We can now apply the logistic regression model to our data and test it throught the log_reg function. For a given dataframe, it will return the model score and the prediction of the x_test to check that the values were correctly classified. 

In [18]:
def log_reg(df):
    x = rand_split(df)['X_train']
    y = rand_split(df)['y_train']
    x_test = rand_split(df)['X_test']
    res = {}
    model = LogisticRegression()
    model.fit(x,y)
    score = model.score(x,y)
    y_pred = model.predict(x_test)
    res['score'] = score
    res['check prediction'] = [x_test, y_pred]
    return res

In [19]:
log_reg(wt_oe)

{'score': 1.0,
 'check prediction': [array([[ 33.31958616],
         [ 83.70939451],
         [ 21.3529343 ],
         [ 28.21299402],
         [ 80.82016949],
         [104.44259961],
         [ 29.68087281]]),
  array(['oe', 'wt', 'oe', 'oe', 'wt', 'wt', 'oe'], dtype=object)]}

In [20]:
log_reg(wt_ko)

{'score': 1.0,
 'check prediction': [array([[141.46546361],
         [ 83.70939451],
         [143.69428275],
         [156.84078958],
         [ 80.82016949],
         [104.44259961],
         [136.27593812]]),
  array(['ko', 'wt', 'ko', 'ko', 'wt', 'wt', 'ko'], dtype=object)]}

In [21]:
log_reg(ko_oe)

{'score': 1.0,
 'check prediction': [array([[ 43.21983581],
         [136.27593812],
         [ 37.55928167],
         [141.46546361],
         [143.69428275],
         [ 21.91959085],
         [ 24.49157557],
         [156.84078958]]),
  array(['oe', 'ko', 'oe', 'ko', 'ko', 'oe', 'oe', 'ko'], dtype=object)]}

In conclusion, we can fit a linear regression model to the growth of neuronal cultures.
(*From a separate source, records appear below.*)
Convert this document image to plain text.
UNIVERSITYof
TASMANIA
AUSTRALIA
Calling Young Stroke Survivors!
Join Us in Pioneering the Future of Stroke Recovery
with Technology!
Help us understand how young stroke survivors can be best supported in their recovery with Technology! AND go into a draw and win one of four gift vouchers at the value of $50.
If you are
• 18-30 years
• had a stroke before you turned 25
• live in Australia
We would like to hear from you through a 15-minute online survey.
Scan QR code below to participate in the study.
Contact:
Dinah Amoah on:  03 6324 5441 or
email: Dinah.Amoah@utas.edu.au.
The slope coeffient obtained can be then used as a feature to identify the absence or overexpression of my protein of interest. More in general, it can be used to classify cultures as "fast" or "slow" growing, and thus to quickly screen the effect of different genetic and pharmacological manipulations on neuronal growth.